The 1973 Supreme Court abortion decision Roe vs. Wade was
decided by a 7-2 margin, legalizing abortion throughout pregnancy. One of the
two dissenters from that decision was the current Chief Justice, William
Rehnquist, who has served on the Supreme Court since 1971, and as Chief Justice
since 1986.
His dissent from Roe is less than 1500 words, and points out
several of the many errors and weaknesses of what is, beyond doubt, the most
damaging decision the Court has ever issued. Justice Rehnquist objected both to
the conclusions of the majority and to the methods they used to reach those
conclusions.
The so-called "right to abortion" is not, he objected, what the
majority makes it out to be. The Court must be wrong to find any basis for this
right in the 14th Amendment to the Constitution, for the simple
reason, as he explains, that at least 36 laws enacted by state or territorial
legislatures were in force at the time that the 14th Amendment was
adopted in 1868. Moreover, some 21 of these laws were still in effect when
Roe vs.
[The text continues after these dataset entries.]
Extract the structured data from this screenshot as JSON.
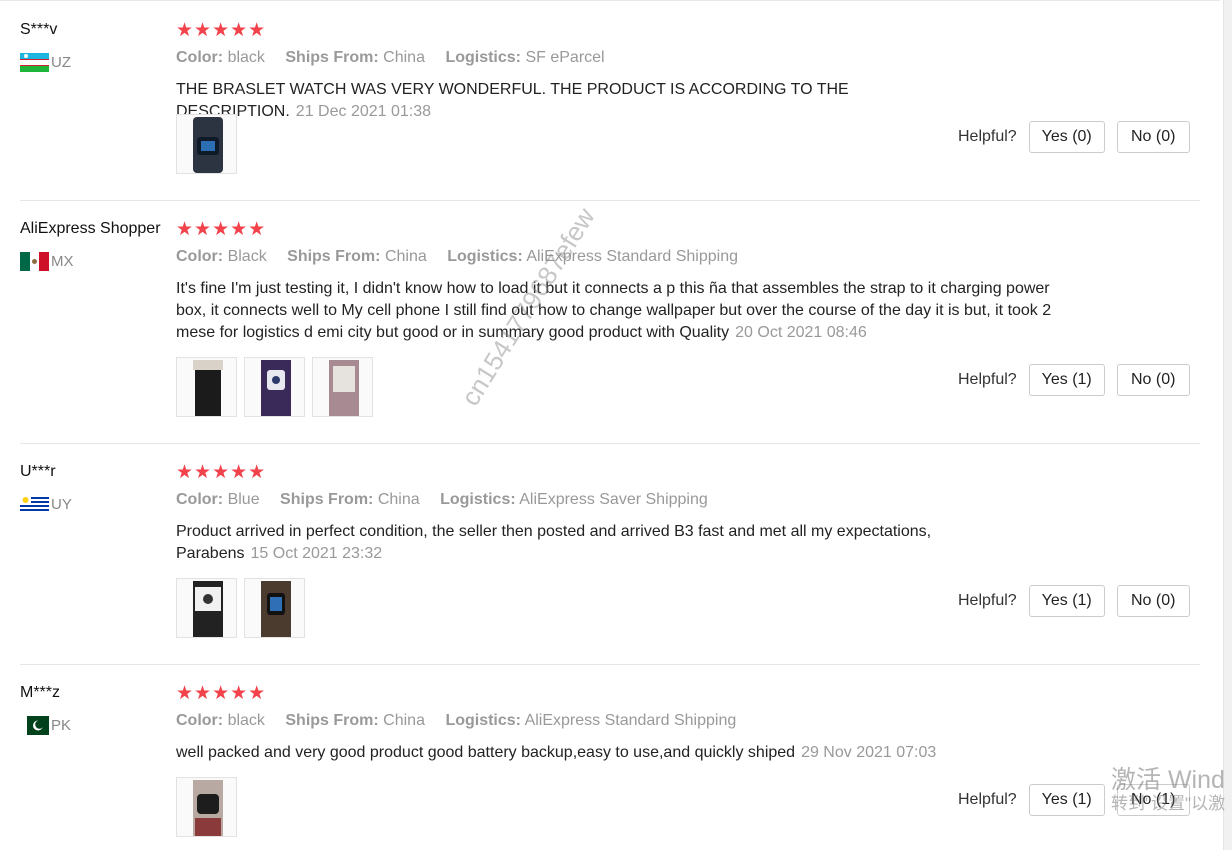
{
  "ui": {
    "color_key": "Color:",
    "ships_key": "Ships From:",
    "logistics_key": "Logistics:",
    "helpful_label": "Helpful?",
    "star_glyphs": "★★★★★"
  },
  "colors": {
    "star": "#f2434d",
    "meta_text": "#999999",
    "border": "#cccccc"
  },
  "reviews": [
    {
      "user": "S***v",
      "country": "UZ",
      "flag": "uzbekistan-flag",
      "rating": 5,
      "color": "black",
      "ships_from": "China",
      "logistics": "SF eParcel",
      "text": "THE BRASLET WATCH WAS VERY WONDERFUL. THE PRODUCT IS ACCORDING TO THE DESCRIPTION.",
      "date": "21 Dec 2021 01:38",
      "photos": 1,
      "yes_label": "Yes (0)",
      "no_label": "No (0)"
    },
    {
      "user": "AliExpress Shopper",
      "country": "MX",
      "flag": "mexico-flag",
      "rating": 5,
      "color": "Black",
      "ships_from": "China",
      "logistics": "AliExpress Standard Shipping",
      "text": "It's fine I'm just testing it, I didn't know how to load it but it connects a p this ña that assembles the strap to it charging power box, it connects well to My cell phone I still find out how to change wallpaper but over the course of the day it is but, it took 2 mese for logistics d emi city but good or in summary good product with Quality",
      "date": "20 Oct 2021 08:46",
      "photos": 3,
      "yes_label": "Yes (1)",
      "no_label": "No (0)"
    },
    {
      "user": "U***r",
      "country": "UY",
      "flag": "uruguay-flag",
      "rating": 5,
      "color": "Blue",
      "ships_from": "China",
      "logistics": "AliExpress Saver Shipping",
      "text": "Product arrived in perfect condition, the seller then posted and arrived B3 fast and met all my expectations, Parabens",
      "date": "15 Oct 2021 23:32",
      "photos": 2,
      "yes_label": "Yes (1)",
      "no_label": "No (0)"
    },
    {
      "user": "M***z",
      "country": "PK",
      "flag": "pakistan-flag",
      "rating": 5,
      "color": "black",
      "ships_from": "China",
      "logistics": "AliExpress Standard Shipping",
      "text": "well packed and very good product good battery backup,easy to use,and quickly shiped",
      "date": "29 Nov 2021 07:03",
      "photos": 1,
      "yes_label": "Yes (1)",
      "no_label": "No (1)"
    }
  ],
  "overlay": {
    "watermark": "cn1541779687efew",
    "windows_line1": "激活 Wind",
    "windows_line2": "转到\"设置\"以激"
  }
}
Wade was decided. How, then, could they be at odds with the 14th
Amendment? In the words of Justice Rehnquist,
"To reach its result, the Court necessarily has had to find within the scope
of the Fourteenth Amendment a right that was apparently completely unknown to
the drafters of the Amendment."
The willingness of States to protect the unborn for a century before
Roe, and the intensity of the abortion debate itself, were clear signs to
Justice Rehnquist in 1973 that the existence of an abortion right was not so
clear cut as the appellant, and certainly as many advocacy groups, were
suggesting.
In his dissent, Justice Rehnquist mentions several times that the
Court is engaging in the kind of analysis and judgment that should be left to
legislatures. To be able to discern the difference is a critical skill for
anyone on our Federal courts to have. If the people are to have self-governance,
then the legislative process should be allowed to function through the
legislatures, and not be short-circuited by Court decisions that create
policy without the input of the people and their elected representatives. The
fact that Justice Rehnquist was not afraid to criticize the Roe court on
this point is yet another reason why his dissent is a valuable teaching tool in
many contexts.
Justice Rehnquist’s dissent raises a question about current
confirmation hearings for Federal judges and eventually for Supreme Court
Justices. Nominees who oppose Roe vs. Wade are routinely criticized
bitterly for that position. But if the Chief Justice of the United States
Supreme Court for the past 19 years has been a dissenter from Roe, why
can't a new federal judge also be? It is a respectable position, not only for
moral and religious reasons, but for legal and Constitutional ones as well.
Thank you, Justice Rehnquist, for taking and maintaining that position.